Sep. 10, 2004 LOS ALAMOS, N.M., Sept. 9, 2004 -- University of California scientists working at Los Alamos National Laboratory with a researcher from the University of Cambridge have demonstrated a simple and industrially scaleable method for improving the current densities of superconducting coated conductors in magnetic field environments. The discovery has the potential to increase the already impressive carrying capacity of superconducting wires and tapes by as much as 200 to 500 percent in certain uses, like motors and generators, where high magnetic fields diminish current densities.
In research reported in the journal Nature Materials, University of Cambridge scientist Judith Macmanus-Driscoll and her Los Alamos colleagues discovered that when the compound barium zirconate is deposited simultaneously with the yttrium-barium-copper-oxide superconductor it naturally forms nanoscale particles embedded in superconductor films. The result was a two to five fold increase in the current densities of coated conductors in high magnetic fields operating at liquid nitrogen temperatures.
Superconducting wires and tapes carry hundreds of times more electrical current than conventional copper wires with little or no electrical resistance. Superconducting technology is poised to bring substantial energy efficiencies to electrical power transmission systems in the United States. Much of the excitement caused by this discovery is due to the fact that the process can be easily and economically incorporated into commercial processing of the superconductors. The advance is important for the development of powerful, energy efficient superconducting electric motors and generators for civilian and military applications. The Laboratory conducts research and development of high-temperature superconducting tapes under the auspices of Los Alamos Superconductivity Technology Center (STC).
Dean Peterson, leader of the STC, said, "This is a significant technical advancement because it means we are now beginning to understand how to control defects in these superconducting materials and use them to our advantage. This was the first time we have been able to control the structural defects and in doing so, better engineer the material's structure to optimize performance."
Contrary to what one might think, the presence of certain types of defects in the superconducting film is not a problem, but a necessity. Early high temperature superconductivity research had the goal of eliminating large-scale defects, which effectively blocked the flow of electrical currents through the material. This required an ordering of superconducting grains, much like the bricks in a smooth road, allowing the unimpeded flow of high-density electrical currents. Scientists later discovered that small, nanoscale defects are required to maintain high current densities in superconductors, particularly in the presence of high magnetic fields. Nanoscale refers to defect sizes roughly 50-100 atoms across.
Because magnetic fields create small swirls of current in a superconductor called vortices, much like tornadoes in the air, that move through the material under the influence of electrical currents causing resistance to the flow of the current, the nanoscale defects immobilize or "pin" the vortices allowing the current to flow without resistance. These nanoscale defects can come in various forms ranging from small particles to flat plates and long string-like objects. Previous attempts to produce dense arrays of these types of small-scale defects, such as irradiation by fast heavy ions, were impractical for commercial production or difficult to control in a reproducible manner.
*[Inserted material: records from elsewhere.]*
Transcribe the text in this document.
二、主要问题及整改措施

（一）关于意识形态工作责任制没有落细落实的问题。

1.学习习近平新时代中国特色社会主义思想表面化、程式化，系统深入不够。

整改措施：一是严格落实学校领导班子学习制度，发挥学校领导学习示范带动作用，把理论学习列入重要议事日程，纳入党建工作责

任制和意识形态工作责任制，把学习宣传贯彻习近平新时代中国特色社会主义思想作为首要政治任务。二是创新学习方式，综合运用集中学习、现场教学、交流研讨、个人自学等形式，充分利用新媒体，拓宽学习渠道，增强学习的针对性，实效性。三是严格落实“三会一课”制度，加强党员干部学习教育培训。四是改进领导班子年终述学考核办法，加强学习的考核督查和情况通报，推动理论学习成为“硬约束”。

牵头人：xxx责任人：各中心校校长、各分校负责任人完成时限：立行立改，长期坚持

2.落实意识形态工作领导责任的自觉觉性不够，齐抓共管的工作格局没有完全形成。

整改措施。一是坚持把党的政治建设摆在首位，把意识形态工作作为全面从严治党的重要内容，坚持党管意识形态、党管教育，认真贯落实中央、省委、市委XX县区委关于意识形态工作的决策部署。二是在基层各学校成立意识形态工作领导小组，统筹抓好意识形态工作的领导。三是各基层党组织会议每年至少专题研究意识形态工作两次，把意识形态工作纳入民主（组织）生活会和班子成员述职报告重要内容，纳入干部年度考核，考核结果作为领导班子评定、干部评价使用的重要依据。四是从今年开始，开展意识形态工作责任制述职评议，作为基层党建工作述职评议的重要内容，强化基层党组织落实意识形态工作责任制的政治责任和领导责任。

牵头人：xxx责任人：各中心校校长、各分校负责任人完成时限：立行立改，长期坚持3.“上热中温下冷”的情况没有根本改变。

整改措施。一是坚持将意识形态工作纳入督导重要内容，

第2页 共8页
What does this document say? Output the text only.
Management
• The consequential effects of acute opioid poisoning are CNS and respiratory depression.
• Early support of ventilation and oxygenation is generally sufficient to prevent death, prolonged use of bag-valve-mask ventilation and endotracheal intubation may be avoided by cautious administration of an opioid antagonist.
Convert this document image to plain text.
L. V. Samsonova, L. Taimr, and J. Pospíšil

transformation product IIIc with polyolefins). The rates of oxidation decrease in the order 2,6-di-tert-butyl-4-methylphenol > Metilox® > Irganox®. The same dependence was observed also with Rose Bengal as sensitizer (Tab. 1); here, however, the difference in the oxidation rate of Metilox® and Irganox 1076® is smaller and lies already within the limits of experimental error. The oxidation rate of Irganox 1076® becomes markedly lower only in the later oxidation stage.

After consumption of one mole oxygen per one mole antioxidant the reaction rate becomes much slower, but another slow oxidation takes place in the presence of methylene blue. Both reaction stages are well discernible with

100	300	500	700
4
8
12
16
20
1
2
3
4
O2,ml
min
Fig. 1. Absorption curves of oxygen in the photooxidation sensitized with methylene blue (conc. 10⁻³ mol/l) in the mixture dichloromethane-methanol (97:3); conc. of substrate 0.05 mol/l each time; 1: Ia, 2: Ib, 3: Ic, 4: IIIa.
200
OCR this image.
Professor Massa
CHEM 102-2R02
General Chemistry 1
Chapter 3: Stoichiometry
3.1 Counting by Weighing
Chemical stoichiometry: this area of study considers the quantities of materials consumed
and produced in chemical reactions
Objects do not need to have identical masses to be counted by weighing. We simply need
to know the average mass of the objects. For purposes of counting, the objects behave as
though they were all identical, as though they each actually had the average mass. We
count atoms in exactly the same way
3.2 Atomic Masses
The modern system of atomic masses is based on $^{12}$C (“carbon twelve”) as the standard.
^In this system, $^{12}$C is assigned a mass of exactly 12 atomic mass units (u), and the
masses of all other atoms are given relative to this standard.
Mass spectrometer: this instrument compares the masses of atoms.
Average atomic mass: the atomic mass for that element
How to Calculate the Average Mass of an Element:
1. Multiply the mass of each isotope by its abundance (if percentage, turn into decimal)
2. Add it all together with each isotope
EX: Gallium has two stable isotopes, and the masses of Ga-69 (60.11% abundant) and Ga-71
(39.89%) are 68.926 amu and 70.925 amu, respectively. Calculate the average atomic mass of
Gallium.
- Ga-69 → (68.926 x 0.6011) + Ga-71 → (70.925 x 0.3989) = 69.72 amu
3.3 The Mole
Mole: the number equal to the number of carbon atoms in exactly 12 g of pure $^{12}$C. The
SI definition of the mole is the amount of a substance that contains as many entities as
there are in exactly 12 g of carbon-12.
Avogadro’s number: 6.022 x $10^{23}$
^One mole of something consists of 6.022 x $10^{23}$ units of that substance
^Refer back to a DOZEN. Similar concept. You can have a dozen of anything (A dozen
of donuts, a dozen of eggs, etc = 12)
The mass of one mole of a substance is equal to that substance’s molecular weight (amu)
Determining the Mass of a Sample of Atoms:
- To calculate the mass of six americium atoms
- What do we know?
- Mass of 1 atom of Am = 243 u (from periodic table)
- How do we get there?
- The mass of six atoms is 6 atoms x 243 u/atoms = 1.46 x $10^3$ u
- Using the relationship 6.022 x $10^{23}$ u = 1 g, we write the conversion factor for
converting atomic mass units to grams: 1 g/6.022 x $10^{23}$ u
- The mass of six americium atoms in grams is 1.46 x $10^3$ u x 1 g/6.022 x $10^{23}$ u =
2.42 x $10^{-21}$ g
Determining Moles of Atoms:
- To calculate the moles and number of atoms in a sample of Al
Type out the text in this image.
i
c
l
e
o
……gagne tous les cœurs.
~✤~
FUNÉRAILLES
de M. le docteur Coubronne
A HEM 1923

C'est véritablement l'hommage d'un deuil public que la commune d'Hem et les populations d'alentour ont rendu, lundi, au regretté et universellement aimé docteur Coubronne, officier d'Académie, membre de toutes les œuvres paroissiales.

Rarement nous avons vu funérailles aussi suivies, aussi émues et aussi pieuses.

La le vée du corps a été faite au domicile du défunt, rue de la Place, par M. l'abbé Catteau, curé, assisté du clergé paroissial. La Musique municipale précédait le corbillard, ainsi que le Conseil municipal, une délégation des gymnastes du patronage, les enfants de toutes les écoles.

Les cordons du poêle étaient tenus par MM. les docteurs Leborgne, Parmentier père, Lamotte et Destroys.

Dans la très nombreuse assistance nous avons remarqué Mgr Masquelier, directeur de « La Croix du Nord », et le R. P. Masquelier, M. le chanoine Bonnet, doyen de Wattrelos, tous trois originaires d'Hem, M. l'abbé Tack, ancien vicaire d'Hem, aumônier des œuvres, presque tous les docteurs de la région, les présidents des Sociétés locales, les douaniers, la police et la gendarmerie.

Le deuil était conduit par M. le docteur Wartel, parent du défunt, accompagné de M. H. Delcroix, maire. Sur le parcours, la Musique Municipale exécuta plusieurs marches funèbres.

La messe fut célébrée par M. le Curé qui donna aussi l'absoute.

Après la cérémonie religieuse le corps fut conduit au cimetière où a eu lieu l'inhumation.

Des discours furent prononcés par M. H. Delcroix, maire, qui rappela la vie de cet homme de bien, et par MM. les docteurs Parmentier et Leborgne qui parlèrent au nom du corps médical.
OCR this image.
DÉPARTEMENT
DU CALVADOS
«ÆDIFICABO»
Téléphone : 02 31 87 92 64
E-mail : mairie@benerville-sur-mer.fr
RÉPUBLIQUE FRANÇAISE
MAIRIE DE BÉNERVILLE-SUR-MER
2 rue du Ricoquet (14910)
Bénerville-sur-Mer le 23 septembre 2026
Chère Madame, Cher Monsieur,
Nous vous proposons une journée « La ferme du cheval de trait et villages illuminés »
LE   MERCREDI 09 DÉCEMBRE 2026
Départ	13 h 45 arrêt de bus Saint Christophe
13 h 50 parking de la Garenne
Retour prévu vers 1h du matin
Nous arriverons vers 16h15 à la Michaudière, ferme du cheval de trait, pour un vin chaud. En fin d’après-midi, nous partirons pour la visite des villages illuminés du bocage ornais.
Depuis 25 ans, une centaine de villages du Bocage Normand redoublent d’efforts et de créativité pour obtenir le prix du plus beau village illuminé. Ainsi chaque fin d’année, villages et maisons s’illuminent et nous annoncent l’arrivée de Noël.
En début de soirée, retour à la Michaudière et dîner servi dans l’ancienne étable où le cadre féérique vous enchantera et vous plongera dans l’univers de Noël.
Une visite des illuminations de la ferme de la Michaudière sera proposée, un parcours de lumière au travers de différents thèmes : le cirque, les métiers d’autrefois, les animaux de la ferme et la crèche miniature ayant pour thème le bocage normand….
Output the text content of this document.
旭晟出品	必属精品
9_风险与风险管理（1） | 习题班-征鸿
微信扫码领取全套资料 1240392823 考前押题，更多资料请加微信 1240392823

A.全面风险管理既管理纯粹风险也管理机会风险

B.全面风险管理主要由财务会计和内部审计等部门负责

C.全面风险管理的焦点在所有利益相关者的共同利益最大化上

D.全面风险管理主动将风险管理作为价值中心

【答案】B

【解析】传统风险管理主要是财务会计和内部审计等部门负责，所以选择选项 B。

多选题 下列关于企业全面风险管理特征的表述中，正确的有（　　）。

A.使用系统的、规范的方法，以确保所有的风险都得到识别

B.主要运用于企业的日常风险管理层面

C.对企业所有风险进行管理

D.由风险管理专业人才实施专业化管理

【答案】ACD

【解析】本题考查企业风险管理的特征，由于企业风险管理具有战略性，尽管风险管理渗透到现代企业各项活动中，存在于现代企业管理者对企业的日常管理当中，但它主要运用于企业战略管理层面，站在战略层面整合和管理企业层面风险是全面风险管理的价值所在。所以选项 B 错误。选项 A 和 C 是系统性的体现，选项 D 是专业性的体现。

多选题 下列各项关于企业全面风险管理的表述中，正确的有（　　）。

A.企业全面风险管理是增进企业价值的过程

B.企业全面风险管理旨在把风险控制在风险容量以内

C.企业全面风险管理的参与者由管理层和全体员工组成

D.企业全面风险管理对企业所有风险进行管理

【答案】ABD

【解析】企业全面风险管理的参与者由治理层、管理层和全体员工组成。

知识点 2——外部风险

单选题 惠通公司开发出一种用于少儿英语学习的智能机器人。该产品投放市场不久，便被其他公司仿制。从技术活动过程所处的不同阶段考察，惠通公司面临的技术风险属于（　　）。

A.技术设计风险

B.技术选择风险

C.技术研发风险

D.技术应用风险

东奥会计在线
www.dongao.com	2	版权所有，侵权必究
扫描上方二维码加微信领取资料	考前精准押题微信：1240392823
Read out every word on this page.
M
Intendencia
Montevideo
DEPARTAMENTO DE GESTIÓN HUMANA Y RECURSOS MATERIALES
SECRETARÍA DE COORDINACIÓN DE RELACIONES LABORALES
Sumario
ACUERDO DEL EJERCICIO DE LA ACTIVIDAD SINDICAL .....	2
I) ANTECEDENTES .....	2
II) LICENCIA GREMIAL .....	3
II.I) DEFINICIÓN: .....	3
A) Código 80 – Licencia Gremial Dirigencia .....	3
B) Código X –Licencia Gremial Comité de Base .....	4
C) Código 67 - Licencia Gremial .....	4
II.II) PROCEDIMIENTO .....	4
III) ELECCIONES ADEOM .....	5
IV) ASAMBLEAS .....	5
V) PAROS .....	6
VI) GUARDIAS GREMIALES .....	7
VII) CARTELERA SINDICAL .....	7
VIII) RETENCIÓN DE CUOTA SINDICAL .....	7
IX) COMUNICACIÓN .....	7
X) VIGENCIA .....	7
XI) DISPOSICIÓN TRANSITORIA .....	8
In addition to Macmanus-Driscoll and Peterson, other members of the team included Stephen Foltyn, Quanxi Jia, Haiyan Wang, Adriana Serquis, Leonardo Civale, Boris Maiorov, Marilyn Hawley and Martin Maley, all of Los Alamos. The research was conducted under the auspices of the Los Alamos Superconductivity Technology Center and was funded by the DOE's Office of Electric Transmission and Distribution.
Los Alamos National Laboratory is operated by the University of California for the National Nuclear Security Administration (NNSA) of the U.S. Department of Energy and works in partnership with NNSA's Sandia and Lawrence Livermore national laboratories to support NNSA in its mission.
Los Alamos enhances global security by ensuring the safety and reliability of the U.S. nuclear deterrent, developing technologies to reduce threats from weapons of mass destruction, and solving problems related to defense, energy, environment, infrastructure, health and national security concerns.